The style has been making the rounds on social media—and were notably worn by Kim Kardashian and North West. Ye designed them with creative involvement from Balenciaga’s similarly mononymous designer Demna. “Both Virgil [Abloh] and Demna worked on Yeezy season one, and now with losing Virgil, I wasn’t able to work with him when he was at Louis Vuitton, so that’s why I think it’s so important that me and Demna still get to work together,” he says. “We collectively present new ideas for our species, you know?”
That new idea was realized in campaign photos by frequent Ye collaborator Nick Knight. Here, Candice Swanepoel is pictured with a bald head wearing the silver shades, connected in the back by a cord, and nothing else. Ye and Swanepoel recently flew to London to shoot with Knight (the bald head is actually Knight’s, not Swanepoel’s—his head was photoshopped).

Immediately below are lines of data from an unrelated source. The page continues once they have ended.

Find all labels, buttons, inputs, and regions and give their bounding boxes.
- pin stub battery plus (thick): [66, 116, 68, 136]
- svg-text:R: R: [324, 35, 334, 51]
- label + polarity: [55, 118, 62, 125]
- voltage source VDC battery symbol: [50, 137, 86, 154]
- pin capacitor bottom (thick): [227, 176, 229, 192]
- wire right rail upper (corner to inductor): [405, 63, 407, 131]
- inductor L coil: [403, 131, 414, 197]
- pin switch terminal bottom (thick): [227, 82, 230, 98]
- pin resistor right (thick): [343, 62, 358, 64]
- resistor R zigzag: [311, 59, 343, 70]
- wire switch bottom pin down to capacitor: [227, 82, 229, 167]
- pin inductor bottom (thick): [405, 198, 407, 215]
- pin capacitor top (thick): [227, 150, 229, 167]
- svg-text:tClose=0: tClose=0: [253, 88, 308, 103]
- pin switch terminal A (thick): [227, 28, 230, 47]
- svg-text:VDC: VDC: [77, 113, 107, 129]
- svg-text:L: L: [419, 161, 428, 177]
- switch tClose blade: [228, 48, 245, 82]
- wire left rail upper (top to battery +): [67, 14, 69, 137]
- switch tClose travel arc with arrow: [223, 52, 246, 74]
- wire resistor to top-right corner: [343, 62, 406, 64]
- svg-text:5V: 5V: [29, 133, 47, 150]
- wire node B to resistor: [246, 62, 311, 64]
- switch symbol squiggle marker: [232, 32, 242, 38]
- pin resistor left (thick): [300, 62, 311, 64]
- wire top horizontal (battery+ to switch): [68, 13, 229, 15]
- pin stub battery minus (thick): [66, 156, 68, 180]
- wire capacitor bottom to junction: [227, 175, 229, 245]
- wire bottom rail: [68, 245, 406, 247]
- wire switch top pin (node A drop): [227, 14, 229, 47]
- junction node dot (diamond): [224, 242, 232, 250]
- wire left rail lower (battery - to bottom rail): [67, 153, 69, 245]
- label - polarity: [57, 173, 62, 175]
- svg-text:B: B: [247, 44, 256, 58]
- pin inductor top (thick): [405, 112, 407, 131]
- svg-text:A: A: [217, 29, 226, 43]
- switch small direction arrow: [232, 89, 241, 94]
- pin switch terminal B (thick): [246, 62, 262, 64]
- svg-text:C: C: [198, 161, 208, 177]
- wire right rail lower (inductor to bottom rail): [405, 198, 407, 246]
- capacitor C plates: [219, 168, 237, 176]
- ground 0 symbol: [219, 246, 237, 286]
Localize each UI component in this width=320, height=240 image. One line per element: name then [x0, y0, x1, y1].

“I can send them out to any modeling agency now and be employed for the top of my head only,” Knight says. Since the two have worked together on many projects, including the short film Jesus Is King, music video “24,” and the YZY SPLY website, Knight and Ye have built a rapport. “Unlike virtually any other person I’ve worked with, he very much wants to make sure he sees what he wants to see. Not in a nasty way at all; it’s very inspiring to work with someone who cares that much about how the imagery should work,” Knight says. (For this image, Knight notes they went back and forth to find the perfect shade of gray-blue.) Ye had wanted to work with Swanepoel since spotting her at a party 12 years ago, and Knight describes her as “one of those models who just wants to get a great image and will work to do so.” The feeling is mutual, as Swanepoel says, “The vision for the shoot was so clear but also allowed for me to contribute my perspective on it. Moreover, it was exciting being a part of something I knew would instantly become iconic.”

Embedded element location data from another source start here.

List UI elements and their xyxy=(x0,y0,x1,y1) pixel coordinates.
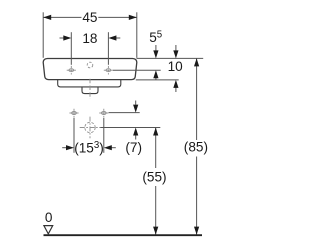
drain level extended right xyxy=(100,127,160,129)
right fixing hole (hidden) xyxy=(99,109,108,118)
washbasin body (front view) xyxy=(43,59,137,80)
basin top edge extended right xyxy=(137,57,204,59)
dim 18: outside arrows xyxy=(60,37,65,39)
dim 45: extension lines xyxy=(42,12,44,58)
svg-text:0: 0 xyxy=(45,210,53,225)
dim 45: dimension line with arrows xyxy=(43,16,81,18)
right tap hole xyxy=(104,66,113,75)
tap hole level extended right xyxy=(113,69,161,71)
washbasin apron/skirt xyxy=(58,80,121,87)
left fixing hole (hidden) xyxy=(69,109,78,118)
dim 18: extension lines xyxy=(70,32,72,65)
svg-text:18: 18 xyxy=(82,31,97,46)
floor/ground line xyxy=(44,234,203,236)
left tap hole xyxy=(67,66,76,75)
svg-text:(153): (153) xyxy=(74,140,104,156)
svg-text:10: 10 xyxy=(168,59,184,74)
dim (15.3): outside arrows xyxy=(62,147,66,149)
datum level triangle xyxy=(44,226,53,234)
svg-text:(7): (7) xyxy=(125,140,142,155)
drain outlet (dashed circle with crosshair) xyxy=(85,122,95,132)
basin bottom rim level extended right xyxy=(136,79,179,81)
vertical centerline xyxy=(89,79,91,99)
dim 10: arrows xyxy=(175,45,177,51)
svg-text:45: 45 xyxy=(82,10,97,25)
dim 5.5: arrows xyxy=(155,45,157,51)
overflow hole (dashed circle) xyxy=(87,62,93,68)
svg-text:(55): (55) xyxy=(142,169,166,184)
trap cover xyxy=(82,87,98,94)
svg-text:(85): (85) xyxy=(184,140,208,155)
dim (15.3): extension lines xyxy=(73,118,75,153)
dim (7): arrows xyxy=(135,101,137,105)
dim (85): dimension line xyxy=(196,58,198,140)
fixing hole level extended right xyxy=(109,112,140,114)
dim (55): dimension line xyxy=(155,128,157,169)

The sunglasses can make anyone—be it Lil Uzi Vert or Lisa Rinna—look like they’ve landed from the year 3022. Ye himself appears to have mixed feelings about the term futuristic, though. “Saying something is in the future takes out the accountability of it needing to exist in our reality, and the fact that it’s 2022 and we don’t have the future we thought we were going to have,” he says. “Certain things are more futuristic, and a lot of things are less futuristic than we thought we would have. Obviously, I’ve been defined as a futurist. I’ll put it like this, it’s going to rhyme, it’s going to be poetry: Since we’ve been defined as futurists, we will define what the future is.”

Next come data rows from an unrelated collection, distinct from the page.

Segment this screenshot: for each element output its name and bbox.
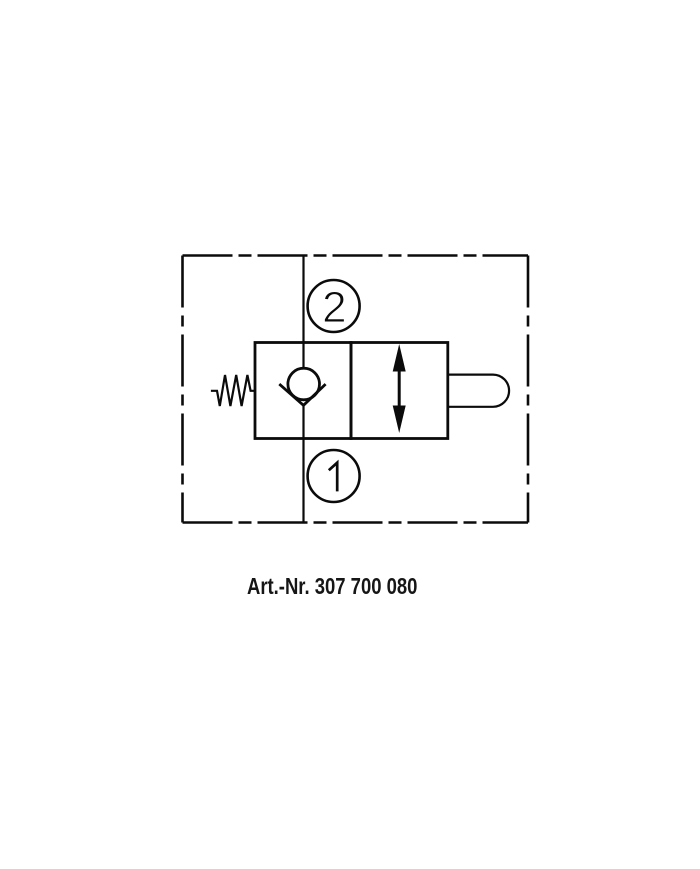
check valve body box bbox=[255, 343, 351, 439]
caption: article number bbox=[247, 573, 417, 600]
valve envelope (dashed boundary) bbox=[183, 256, 529, 523]
flow arrow (double-headed) in pilot box bbox=[393, 344, 406, 433]
spring bbox=[211, 375, 255, 406]
node port 1 bbox=[308, 450, 360, 502]
pilot section box bbox=[351, 343, 448, 439]
check valve seat bbox=[279, 384, 325, 405]
check valve poppet ball bbox=[288, 368, 320, 400]
wire: vertical flow line from check valve seat to port 1 bbox=[302, 405, 304, 523]
svg-text:2: 2 bbox=[322, 283, 346, 332]
wire: vertical flow line from port 2 to check valve bbox=[302, 256, 304, 370]
node port 2 bbox=[308, 280, 360, 332]
plug / actuator cap bbox=[448, 375, 509, 407]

While these images are—at their core—showcasing sunglasses, the collaborators involved spoke to me of a bigger vision. Another photo shows Swanepoel with a hefty backpack standing under what looks like a solar eclipse. Collectively, they resemble an ad for a science fiction movie. But this film has a twist. “Having spent some of my life with the man, I believe that is his fundamental thing: He wants to make the world a better place,” Knight says of Ye. “He said to me the other day, it should be like a dystopian movie, but with a happy ending. Why do those movies always have a sad ending? Why can’t there be one where it works out and it’s a better place?”